Economic development indicators continue to keep Romania at the bottom of the European hierarchy.
Economic development indicators continue to keep Romania at the bottom of the European hierarchy. For instance, out of the 28 EU countries, Romania ranks last but one in terms of the GDP per capita, according to the latest report made public by the International Monetary Fund. In the community area, only Bulgaria fares worse than Romania. According to the IMF, in 2017 Romania’s GDP per capita stood at 10,372 dollars, over ten times less than the first ranked European country, Luxembourg. As for the living standards indicators, such as the average salary or purchasing power, Romania is still behind most EU states. Nevertheless, the constant economic growth reported by Romania in the past few years is starting to bridge this gap.
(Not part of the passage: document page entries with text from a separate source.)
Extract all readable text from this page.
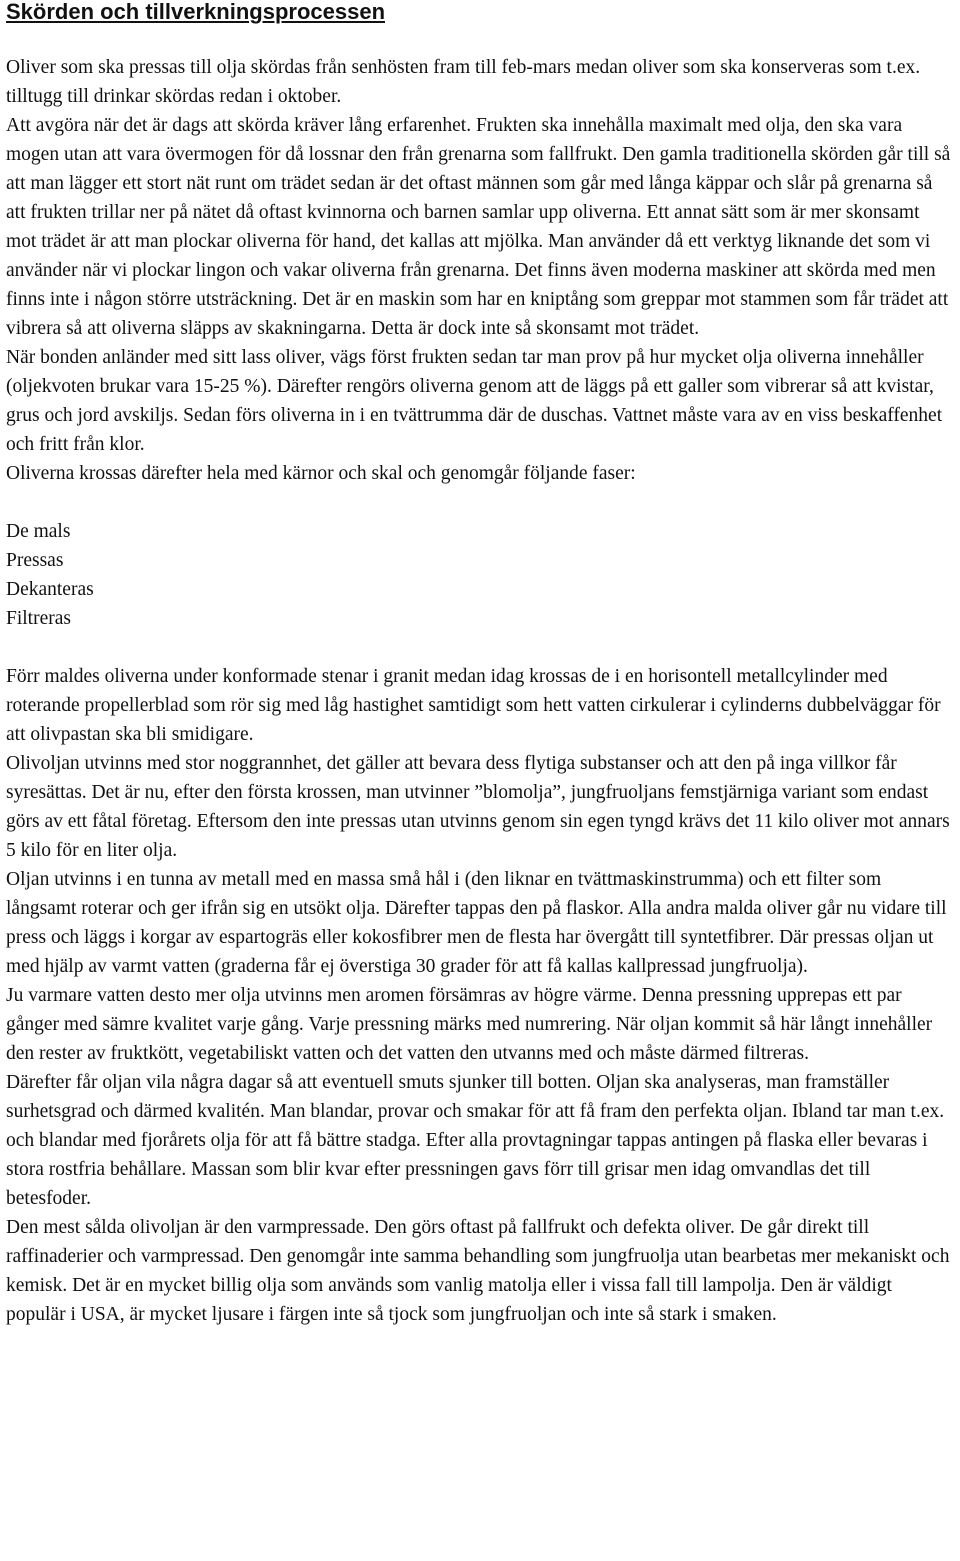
Skörden och tillverkningsprocessen

Oliver som ska pressas till olja skördas från senhösten fram till feb-mars medan oliver som ska konserveras som t.ex. tilltugg till drinkar skördas redan i oktober.

Att avgöra när det är dags att skörda kräver lång erfarenhet. Frukten ska innehålla maximalt med olja, den ska vara mogen utan att vara övermogen för då lossnar den från grenarna som fallfrukt. Den gamla traditionella skörden går till så att man lägger ett stort nät runt om trädet sedan är det oftast männen som går med långa käppar och slår på grenarna så att frukten trillar ner på nätet då oftast kvinnorna och barnen samlar upp oliverna. Ett annat sätt som är mer skonsamt mot trädet är att man plockar oliverna för hand, det kallas att mjölka. Man använder då ett verktyg liknande det som vi använder när vi plockar lingon och vakar oliverna från grenarna. Det finns även moderna maskiner att skörda med men finns inte i någon större utsträckning. Det är en maskin som har en kniptång som greppar mot stammen som får trädet att vibrera så att oliverna släpps av skakningarna. Detta är dock inte så skonsamt mot trädet.

När bonden anländer med sitt lass oliver, vägs först frukten sedan tar man prov på hur mycket olja oliverna innehåller (oljekvoten brukar vara 15-25 %). Därefter rengörs oliverna genom att de läggs på ett galler som vibrerar så att kvistar, grus och jord avskiljs. Sedan förs oliverna in i en tvättrumma där de duschas. Vattnet måste vara av en viss beskaffenhet och fritt från klor.

Oliverna krossas därefter hela med kärnor och skal och genomgår följande faser:

De mals
Pressas
Dekanteras
Filtreras

Förr maldes oliverna under konformade stenar i granit medan idag krossas de i en horisontell metallcylinder med roterande propellerblad som rör sig med låg hastighet samtidigt som hett vatten cirkulerar i cylinderns dubbelväggar för att olivpastan ska bli smidigare.

Olivoljan utvinns med stor noggrannhet, det gäller att bevara dess flytiga substanser och att den på inga villkor får syresättas. Det är nu, efter den första krossen, man utvinner ”blomolja”, jungfruoljans femstjärniga variant som endast görs av ett fåtal företag. Eftersom den inte pressas utan utvinns genom sin egen tyngd krävs det 11 kilo oliver mot annars 5 kilo för en liter olja.

Oljan utvinns i en tunna av metall med en massa små hål i (den liknar en tvättmaskinstrumma) och ett filter som långsamt roterar och ger ifrån sig en utsökt olja. Därefter tappas den på flaskor. Alla andra malda oliver går nu vidare till press och läggs i korgar av espartogräs eller kokosfibrer men de flesta har övergått till syntetfibrer. Där pressas oljan ut med hjälp av varmt vatten (graderna får ej överstiga 30 grader för att få kallas kallpressad jungfruolja).

Ju varmare vatten desto mer olja utvinns men aromen försämras av högre värme. Denna pressning upprepas ett par gånger med sämre kvalitet varje gång. Varje pressning märks med numrering. När oljan kommit så här långt innehåller den rester av fruktkött, vegetabiliskt vatten och det vatten den utvanns med och måste därmed filtreras.

Därefter får oljan vila några dagar så att eventuell smuts sjunker till botten. Oljan ska analyseras, man framställer surhetsgrad och därmed kvalitén. Man blandar, provar och smakar för att få fram den perfekta oljan. Ibland tar man t.ex. och blandar med fjorårets olja för att få bättre stadga. Efter alla provtagningar tappas antingen på flaska eller bevaras i stora rostfria behållare. Massan som blir kvar efter pressningen gavs förr till grisar men idag omvandlas det till betesfoder.

Den mest sålda olivoljan är den varmpressade. Den görs oftast på fallfrukt och defekta oliver. De går direkt till raffinaderier och varmpressad. Den genomgår inte samma behandling som jungfruolja utan bearbetas mer mekaniskt och kemisk. Det är en mycket billig olja som används som vanlig matolja eller i vissa fall till lampolja. Den är väldigt populär i USA, är mycket ljusare i färgen inte så tjock som jungfruoljan och inte så stark i smaken.
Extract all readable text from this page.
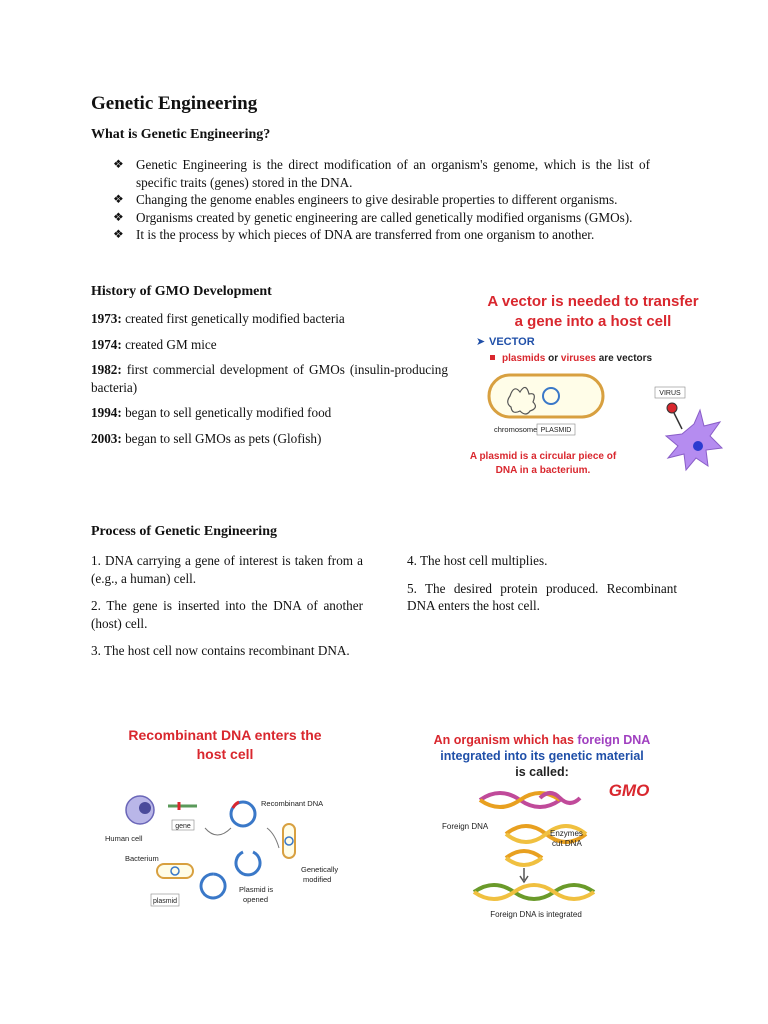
Genetic Engineering
What is Genetic Engineering?
❖ Genetic Engineering is the direct modification of an organism's genome, which is the list of specific traits (genes) stored in the DNA.
❖ Changing the genome enables engineers to give desirable properties to different organisms.
❖ Organisms created by genetic engineering are called genetically modified organisms (GMOs).
❖ It is the process by which pieces of DNA are transferred from one organism to another.
History of GMO Development

1973: created first genetically modified bacteria

1974: created GM mice

1982: first commercial development of GMOs (insulin-producing bacteria)

1994: began to sell genetically modified food

2003: began to sell GMOs as pets (Glofish)

A vector is needed to transfer
a gene into a host cell
➤ VECTOR
plasmids or viruses are vectors
chromosome PLASMID
VIRUS
A plasmid is a circular piece of
DNA in a bacterium.
Process of Genetic Engineering

1. DNA carrying a gene of interest is taken from a (e.g., a human) cell.

2. The gene is inserted into the DNA of another (host) cell.

3. The host cell now contains recombinant DNA.

4. The host cell multiplies.

5. The desired protein produced. Recombinant DNA enters the host cell.

Recombinant DNA enters the
host cell
Human cell
gene
Recombinant DNA
Genetically
modified
Bacterium
Plasmid is
opened
plasmid
An organism which has foreign DNA
integrated into its genetic material
is called:
GMO
Foreign DNA
Enzymes
cut DNA
Foreign DNA is integrated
Mugur Isarescu, Governor of the National Bank of Romania (BNR) has more: “We have got closer to the EU’s average development level. However, that’s not the case with the whole country, but only with some of its regions. Unfortunately, the lack of infrastructure that should interconnect the historical provinces only makes these gaps permanent. And this tends to turn into a national security concern.”
Figures show that Romania’s most developed area is that around the capital Bucharest. An obvious progress has been made by Transylvania and Banat, located in the west, areas which are closer to central Europe. Less developed are the counties in Moldavia, as they are highly affected by poverty, poor health and education infrastructure and are also the least industrialized. For these reasons the counties in Moldavia are also the less attractive regions for foreign investors. According to a report made public by the Central Bank in 2016, the Bucharest-Ilfov development zone benefited from around 42 billion Euros worth of direct foreign investment, almost 60% of the total amount at national level. By way of comparison, the northeastern region only saw one billion six hundred million Euros in investment, which is about 25 times less.
Under these circumstances, the European policies aimed at bridging the gaps between countries and regions are vital. The most important one is the cohesion policy, aimed mainly at creating strategies for development, through interventions in such sectors as infrastructure, employment, education, business environment and so on. The program consists of a set of policies applied regionally or even locally, based on public investment in the above-mentioned sectors. Implementing these policies depends mostly on the capacity to absorb the available funds.
For the 2014-2020 time frame, the European Commission made available to Bucharest over 22 billion Euros for investment, of which only one billion has been absorbed so far, that is less than 5% of the total amount.
Governor Mugur Isarescu tells us what drawing more funds could mean for Romanian economy: “An absorption rate of 95% in the current multi-annual financial framework would lead, according to the IMF, to a growth of the potential GDP rate by 1.7% in 2022. This means that the GDP goes up to the level of around 5%”.
Alongside a spectacular economic growth rate in Romania, we have also witnessed lately an unwanted increase in the current account deficit. Moreover, the leu/Euro exchange rate reached negative records this January. Mugur Isarescu: “From a macroeconomic perspective, drawing European funds is a desirable solution for financing the current account deficit, thus influencing the stability of the entire economy, the stability of the financial banking system and that of the exchange rate.”
In 2018 the only solution for Romania to attract European funds remains consolidating the administrative capacity. In this respect, though, Romania is only taking baby steps, despite the EU’s serious efforts to support the local and central authorities.